On Fri, Nov 30, 2012 at 11:35 AM, Robert Haas <robertmhaas@gmail.com> wrote:
> On Fri, Nov 30, 2012 at 2:02 PM, Andres Freund <andres@2ndquadrant.com> wrote:
>> Does anybody have an argument against changing the default value?
>
> Well, the disadvantage of it is that the standby can bloat the master,
> which might be surprising to some people, too. But I don't really
> have a lot of skin in this game.
Under this precept, we used to not enable hot standby feedback and
instead allowed more or less unbounded staleness of the standby
through very long cancellation times. Although not immediate,
eventually we decided that enough people were getting confused by
sufficiently long standby delay caused by bad queries and idle in xact
backends, so now we have enabled feedback for new database replicants,
along with some fairly un-aggressive cancellation timeouts. It's all
rather messy and not very satisfying. We have yet to know if feedback
causes or solves problems, on average.
In very early versions we tried the default cancellation settings, and
query cancellation confused everyone a *lot*. That went away in a
hurry as a result, so I suppose it's not entirely unreasonable to say
in retrospect that the defaults can be considered kind of bad.

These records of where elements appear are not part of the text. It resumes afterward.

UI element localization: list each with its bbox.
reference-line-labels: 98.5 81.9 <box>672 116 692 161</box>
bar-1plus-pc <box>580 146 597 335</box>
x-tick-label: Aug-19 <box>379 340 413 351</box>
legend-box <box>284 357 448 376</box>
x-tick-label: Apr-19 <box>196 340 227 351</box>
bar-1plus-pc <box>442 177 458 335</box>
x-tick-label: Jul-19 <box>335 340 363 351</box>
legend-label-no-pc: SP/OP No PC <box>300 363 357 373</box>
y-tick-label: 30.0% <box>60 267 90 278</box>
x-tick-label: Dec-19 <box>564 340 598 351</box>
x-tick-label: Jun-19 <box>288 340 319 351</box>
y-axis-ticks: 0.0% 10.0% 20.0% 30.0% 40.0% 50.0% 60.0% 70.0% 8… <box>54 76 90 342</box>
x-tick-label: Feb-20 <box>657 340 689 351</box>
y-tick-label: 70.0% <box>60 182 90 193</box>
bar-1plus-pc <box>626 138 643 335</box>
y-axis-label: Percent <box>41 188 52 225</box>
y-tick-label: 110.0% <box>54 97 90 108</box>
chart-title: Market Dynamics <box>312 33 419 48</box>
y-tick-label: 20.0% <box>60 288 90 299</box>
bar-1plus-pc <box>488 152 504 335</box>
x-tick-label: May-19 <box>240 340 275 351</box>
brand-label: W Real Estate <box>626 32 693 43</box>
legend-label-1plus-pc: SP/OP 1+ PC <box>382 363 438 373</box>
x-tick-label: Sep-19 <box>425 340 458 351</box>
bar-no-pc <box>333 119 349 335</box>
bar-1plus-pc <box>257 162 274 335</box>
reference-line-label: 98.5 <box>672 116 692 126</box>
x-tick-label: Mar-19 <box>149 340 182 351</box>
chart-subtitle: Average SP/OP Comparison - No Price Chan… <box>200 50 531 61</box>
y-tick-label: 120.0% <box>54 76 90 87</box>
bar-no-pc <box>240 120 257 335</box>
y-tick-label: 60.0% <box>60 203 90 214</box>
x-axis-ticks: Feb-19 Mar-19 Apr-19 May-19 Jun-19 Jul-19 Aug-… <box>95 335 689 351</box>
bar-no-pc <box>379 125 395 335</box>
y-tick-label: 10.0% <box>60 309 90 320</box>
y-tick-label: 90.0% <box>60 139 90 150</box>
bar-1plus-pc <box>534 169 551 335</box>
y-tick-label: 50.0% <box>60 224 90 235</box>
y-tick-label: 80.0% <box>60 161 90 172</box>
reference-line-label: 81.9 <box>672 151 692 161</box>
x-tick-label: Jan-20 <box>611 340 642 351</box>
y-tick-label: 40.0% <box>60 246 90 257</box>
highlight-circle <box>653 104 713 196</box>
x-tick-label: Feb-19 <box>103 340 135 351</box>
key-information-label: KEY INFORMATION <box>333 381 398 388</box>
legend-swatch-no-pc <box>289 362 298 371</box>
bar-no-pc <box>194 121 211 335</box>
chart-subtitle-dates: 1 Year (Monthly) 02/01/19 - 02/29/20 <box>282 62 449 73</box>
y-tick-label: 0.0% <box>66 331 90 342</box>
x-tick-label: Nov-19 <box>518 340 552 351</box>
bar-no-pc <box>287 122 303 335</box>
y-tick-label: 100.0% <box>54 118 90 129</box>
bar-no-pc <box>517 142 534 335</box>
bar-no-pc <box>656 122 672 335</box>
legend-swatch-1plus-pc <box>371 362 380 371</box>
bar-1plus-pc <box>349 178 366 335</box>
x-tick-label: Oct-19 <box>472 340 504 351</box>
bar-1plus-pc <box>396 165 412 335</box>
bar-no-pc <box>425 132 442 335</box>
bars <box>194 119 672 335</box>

Longer term, I think I'd be keen to switch all our user-controlled
replication to logical except for use cases where the workload of the
standby is under our (and not the user's) control, such as for
failover.
Unfortunately, our experience with the feature and its use suggests
that the contract granted by the mechanisms seen in hot standby are
too complex for full-stack developers to keep in careful consideration
along with all the other things they want to do with their application
and/or have to remember about Postgres to get by.